Examen dans le cadre de l'article 88-4 de la Constitution

Texte déposé au Sénat le 30/07/2004
Examen : 08/06/2005 (délégation pour l'Union européenne)


Culture - Éducation

Communication de Mme Colette Melot sur les programmes Culture, Audiovisuel, Jeunesse, Éducation et formation 2007-2013

Textes E 2650, E 2651, E 2652 et E 2653

(Réunion du 8 juin 2005)

Le Sénat est saisi, au titre de l'article 88-4 de la Constitution, de quatre propositions de la Commission européenne, qui concernent la culture, l'audiovisuel, l'éducation et la formation, ainsi que la jeunesse. Il s'agit de quatre nouveaux programmes de financement, qui succèderaient aux programmes actuels pour la période 2007-2013. Avant d'examiner le contenu de ces initiatives et de vous proposer une position, je rappellerai brièvement le cadre général de l'intervention européenne dans ces domaines.

I - LE CADRE ACTUEL

Certes, la volonté de mener des actions culturelles au niveau européen s'est exprimée dès les débuts de la construction européenne avec la phrase prêtée à Jean Monnet « si c'était à refaire, je commencerais par la culture », qui est sans doute apocryphe. Mais, ce n'est qu'avec le traité de Maastricht, en 1991, qu'une place a été officiellement reconnue à la culture et à l'éducation dans la Communauté européenne, avec l'introduction d'articles spécifiques dans les traités (à l'exception de la formation professionnelle qui figurait déjà dans le traité de Rome). Ainsi, il a fallu attendre plus de trente années, celles qui séparent le traité de Rome de celui de Maastricht, pour que la culture et l'éducation soient considérées comme des dimensions essentielles de l'identité européenne.

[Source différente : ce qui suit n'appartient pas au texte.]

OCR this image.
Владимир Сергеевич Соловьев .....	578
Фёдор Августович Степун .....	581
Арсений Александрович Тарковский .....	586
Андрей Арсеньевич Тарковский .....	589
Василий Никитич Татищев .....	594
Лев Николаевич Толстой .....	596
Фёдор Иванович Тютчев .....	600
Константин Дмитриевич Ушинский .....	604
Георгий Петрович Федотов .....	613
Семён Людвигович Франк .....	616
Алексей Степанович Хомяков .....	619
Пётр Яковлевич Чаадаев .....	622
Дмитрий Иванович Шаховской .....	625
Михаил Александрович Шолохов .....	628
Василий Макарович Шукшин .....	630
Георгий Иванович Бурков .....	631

La reconnaissance d'une compétence de la Communauté européenne dans ces domaines s'est, en effet, heurtée à de nombreuses réticences. Certains États étaient méfiants à l'égard de la notion même de « politique culturelle », soit parce qu'ils considéraient que les autorités publiques n'avaient pas à intervenir en matière de culture, soit parce que la culture et l'éducation étaient le propre des régions, comme en Allemagne. En outre, les « petits » États craignaient un « impérialisme » des « grands » dans des domaines étroitement liés à l'identité nationale.

En définitive, l'introduction d'une compétence de la Communauté en matière de culture et d'éducation s'est faite avec retard et elle a été très encadrée dans les traités. En matière de culture et d'éducation, les États membres conservent, en effet, un rôle de premier plan. L'action de la Communauté se limite à encourager la coopération entre les États, à l'exclusion de toute harmonisation. Pour reprendre la classification prévue par le traité constitutionnel, la culture et l'éducation figurent parmi les « compétences d'appui », par opposition aux « compétences exclusives » ou aux « compétences partagées ». Dans ces domaines, les actions européennes ont donc pris essentiellement la forme de programmes de financement :

- le programme « Culture 2000 », qui permet d'accorder des subventions à certains projets culturels, notamment dans les domaines des arts plastiques, des arts du spectacle ou de la littérature ;

- le programme « Média », qui vise à soutenir le développement, la distribution et la promotion dans l'audiovisuel ;

- le programme « Jeunesse », qui vise principalement à encourager la mobilité des jeunes ;

- « Socrates » pour l'éducation, qui comprend notamment le programme « Erasmus », qui permet d'accorder des bourses aux étudiants qui effectuent une partie de leurs études dans un autre État membre ;

- et « Leonardo da Vinci » pour la formation professionnelle.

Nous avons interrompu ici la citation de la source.